Hayatı boyunca senatörlük yapan Cicero, fiilen siyasi faaliyetin içinde yer alır, devletin düzeni, yönetim sistemleri ile ilgili pek çok metin yazar. Antik Yunan felsefecilerinden farklı olarak hem siyasetin içinde yer alır, hem de daha iyi bir devlet düzenini nasıl oluştururuz sorusuna yanıt arar. Monarşi, aristokrasi, demokrasi ve cumhuriyet sistemlerinin hepsinin olumlu ve olumuz yanlarını dile getirir. Monarşiye karşı, sınırlı bir demokrasiden yanadır, halkın eleştiri özgürlüğünü savunur ama halkın oyu ile yöneticilerin seçilmesi fikrine karşı durur.  Ona göre cahil halk yığınları doğru seçim yapamaz. Nitekim halk tarafından desteklenen Sezar’ın yöneticiliğine her zaman karşı çıkmıştır. Cumhuriyet, siyasal düşüncesine en yakın sistemdir. Siyasi bunalım içindeki Roma’da, “Cumhuriyeti nasıl koruyabiliriz?”in cevabını arar. Yönetimde bir bilge yöneticinin olması gerektiğini, bunu da aristokratlardan oluşan Senato’nun seçmesi gerektiğine inanır.
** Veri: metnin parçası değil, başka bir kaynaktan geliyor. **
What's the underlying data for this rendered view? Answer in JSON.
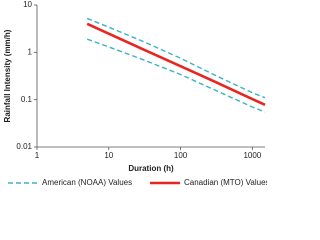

Genel olarak görüşleri Platon ve Aristoteles gibi, Romalı felsefeciler arasında yaygın bir görüş olan Stoacılığa dayanır.  Kendinden sonra yaşayan Romalı düşünürler, Hıristiyanlar ve özellikle Aziz Augustine üzerinde önemli etkiye sahip olur. Antik değerleri ve Romalıları Hıristiyanlara tanıtarak önemli bir entelektüel kanal oluşturmuştur.

Cicero, yönetim sistemini sadece hukuki, yasalardan oluşan bir sistem olarak düşündüğünden görüşlerinde yanlış yanlar da yok değildir. Siyasi bunalımın sebebini, geleneklerden uzaklaşılması olarak görür. Çareyi yaşanan olayların olmadığı geçmişte arayarak, döneminin sorunlarının yapısını tam olarak kavrayamadığını da göstermiştir. Benzer görüşler, 21.yüzyılın başlarında, Faşist İtalya Döneminde İtalyan Ulusal Faşist Parti’nin lideri olan Mussolini’nin ‘rasyonalizm’ açıklamalarında da  görülür; Antik Roma değerlerine dönmek.  Oysa bu dönem (İ.Ö 1.yy) Roma’da önemli ekonomik güç dengelerinin değiştiği dönemdir ve  problemlerin kaynağı Roma’da ve diğer büyük şehirlerde emekçi sınıfların ekonomik güç olarak ortaya çıkması, sayıca gitgide büyümeleri, seslerini duyurmaları, haklar talep etmeleri ve bu büyümenin ortaya çıkardığı derin ekonomik sorunlardır.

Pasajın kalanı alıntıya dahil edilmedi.